CHALLENGING MY STUDENTS

 
This last week I challenged both my advanced Geelong students and my Torquay students by requiring them to create ikebana with unfamiliar material and unfamiliar vessels. Each student was asked to bring both material and a vessel to class. Logically, students were likely to bring materials and a vessel that would combine satisfactorily. To make this exercise perhaps slightly more difficult, the students were given material from one of their colleagues and a vessel from another. 

I felt that the students did the task well, producing interesting and attractive ikebana. One of the most surprising and unexpected aspects was that often there was a close harmony between the colour of the vessel and the material. With a couple of the arrangements the vessel and material had a strong colour contrast.

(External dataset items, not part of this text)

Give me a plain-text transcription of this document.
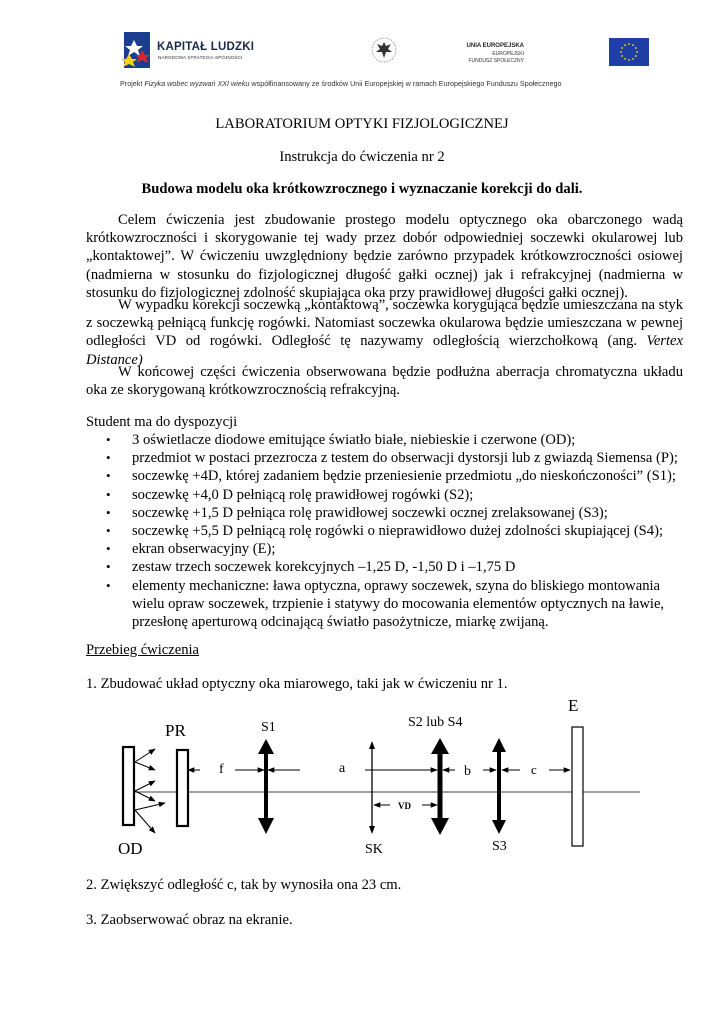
KAPITAŁ LUDZKI
NARODOWA STRATEGIA SPÓJNOŚCI
UNIA EUROPEJSKA
EUROPEJSKI
FUNDUSZ SPOŁECZNY
Projekt Fizyka wobec wyzwań XXI wieku współfinansowany ze środków Unii Europejskiej w ramach Europejskiego Funduszu Społecznego
LABORATORIUM OPTYKI FIZJOLOGICZNEJ
Instrukcja do ćwiczenia nr 2
Budowa modelu oka krótkowzrocznego i wyznaczanie korekcji do dali.
Celem ćwiczenia jest zbudowanie prostego modelu optycznego oka obarczonego wadą krótkowzroczności i skorygowanie tej wady przez dobór odpowiedniej soczewki okularowej lub „kontaktowej”. W ćwiczeniu uwzględniony będzie zarówno przypadek krótkowzroczności osiowej (nadmierna w stosunku do fizjologicznej długość gałki ocznej) jak i refrakcyjnej (nadmierna w stosunku do fizjologicznej zdolność skupiająca oka przy prawidłowej długości gałki ocznej).
W wypadku korekcji soczewką „kontaktową”, soczewka korygująca będzie umieszczana na styk z soczewką pełniącą funkcję rogówki. Natomiast soczewka okularowa będzie umieszczana w pewnej odległości VD od rogówki. Odległość tę nazywamy odległością wierzchołkową (ang. Vertex Distance)
W końcowej części ćwiczenia obserwowana będzie podłużna aberracja chromatyczna układu oka ze skorygowaną krótkowzrocznością refrakcyjną.
Student ma do dyspozycji
• 3 oświetlacze diodowe emitujące światło białe, niebieskie i czerwone (OD);
• przedmiot w postaci przezrocza z testem do obserwacji dystorsji lub z gwiazdą Siemensa (P);
• soczewkę +4D, której zadaniem będzie przeniesienie przedmiotu „do nieskończoności” (S1);
• soczewkę +4,0 D pełniącą rolę prawidłowej rogówki (S2);
• soczewkę +1,5 D pełniąca rolę prawidłowej soczewki ocznej zrelaksowanej (S3);
• soczewkę +5,5 D pełniącą rolę rogówki o nieprawidłowo dużej zdolności skupiającej (S4);
• ekran obserwacyjny (E);
• zestaw trzech soczewek korekcyjnych –1,25 D, -1,50 D i –1,75 D
• elementy mechaniczne: ława optyczna, oprawy soczewek, szyna do bliskiego montowania wielu opraw soczewek, trzpienie i statywy do mocowania elementów optycznych na ławie, przesłonę aperturową odcinającą światło pasożytnicze, miarkę zwijaną.
Przebieg ćwiczenia
1. Zbudować układ optyczny oka miarowego, taki jak w ćwiczeniu nr 1.
OD
PR	S1	S2 lub S4
E
SK	S3
f	a	b	c
VD
2. Zwiększyć odległość c, tak by wynosiła ona 23 cm.
3. Zaobserwować obraz na ekranie.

The Torquay class was only small, so I participated in the exercise myself.


Coralie made this ikebana with a fine leafed Leptospermum, and small pale pink Carnations. The turquoise and pink glazed vase was from my own collection. 
  

In a tall glazed vase, Marta created a design with curving lines of Dietes leaves and  Western Australian rose coneflowers, Isopogon formosus.
 

Judy made a slanting design with Leptospermum laevigatum and Centranthus ruber, from my garden.

In the Geelong class...

...Tess was presented with Elllie's vase and Maureen's materials. She arranged the Strelitzia reginae leaves and flowers in a visually strong blue vase which contrasted with the orange of the flower's petals. The mass created with the leaves sits above the vessel creating a space which lightens the ikebana.

Maureen, with Tess's vase and Christine's materials, created an ikebana with strong lines that direct the eye to the intense blue of the iris flower and vertically placed bud.

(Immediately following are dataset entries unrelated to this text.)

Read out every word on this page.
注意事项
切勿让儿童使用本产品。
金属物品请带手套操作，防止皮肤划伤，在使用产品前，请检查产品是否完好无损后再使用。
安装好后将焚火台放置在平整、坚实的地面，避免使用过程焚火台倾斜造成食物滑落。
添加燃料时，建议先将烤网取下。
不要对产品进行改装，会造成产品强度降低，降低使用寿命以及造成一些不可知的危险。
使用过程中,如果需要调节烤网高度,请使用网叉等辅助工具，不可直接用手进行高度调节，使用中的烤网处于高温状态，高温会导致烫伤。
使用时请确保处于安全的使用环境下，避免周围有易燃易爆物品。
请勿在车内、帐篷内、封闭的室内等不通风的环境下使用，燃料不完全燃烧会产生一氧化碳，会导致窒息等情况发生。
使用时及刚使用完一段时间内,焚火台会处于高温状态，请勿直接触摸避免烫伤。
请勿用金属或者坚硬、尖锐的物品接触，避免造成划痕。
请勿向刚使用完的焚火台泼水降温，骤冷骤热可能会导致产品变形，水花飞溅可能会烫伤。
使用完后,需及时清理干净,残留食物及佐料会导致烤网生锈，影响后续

Christine, with Maureen's vase and Helen's materials, created a bold design using two stems of Beschorneria septentrionalis The intense pink of the stems contrasts with the deep blue of the plastic cylinder.

Helen, with Christine's vase and Ellie's materials, a cultivar of Larkspur Consolida "Sublime", created a massed ikebana stretching to the left of the vase. I was fascinated to see the coincidental colour match between the flowers and the irregular splash of pale blue glaze on the righthand side of the vase. Unfortunately, the flattening effect of the photo hides the fact that the flower mass stretches well forward of the vase.

Ellie, with Helen's vase and Tess's materials, also created a surprisingly colour matched ikebana. The mass on the left stretches well forward and on the right stretches to the rear. The photographic angle hides some small yellow Jerusalem sage flowers, Phlomis fruticosa, that was placed between the two masses.

My own ikebana was made in the morning class. I was given Judy's flat-sided glass vase and Marta's materials, some stems of Kiwi vine, Actinidia deliciosa and cerise Cineraria deltoidea.

I found the flower buds on the vine to be the most interesting aspect and therefore removed almost all of the leaves which tended to be floppy as well as obscuring the buds.


This is my completed ikebana. In addition to removing leaves I also added the curve to the tall line that extends to the upper right. This particular branch was originally completely straight and vertical which looked very awkward. The cineraria provide a very small intense area of colour in the centre of the ikebana behind a mass of flower buds.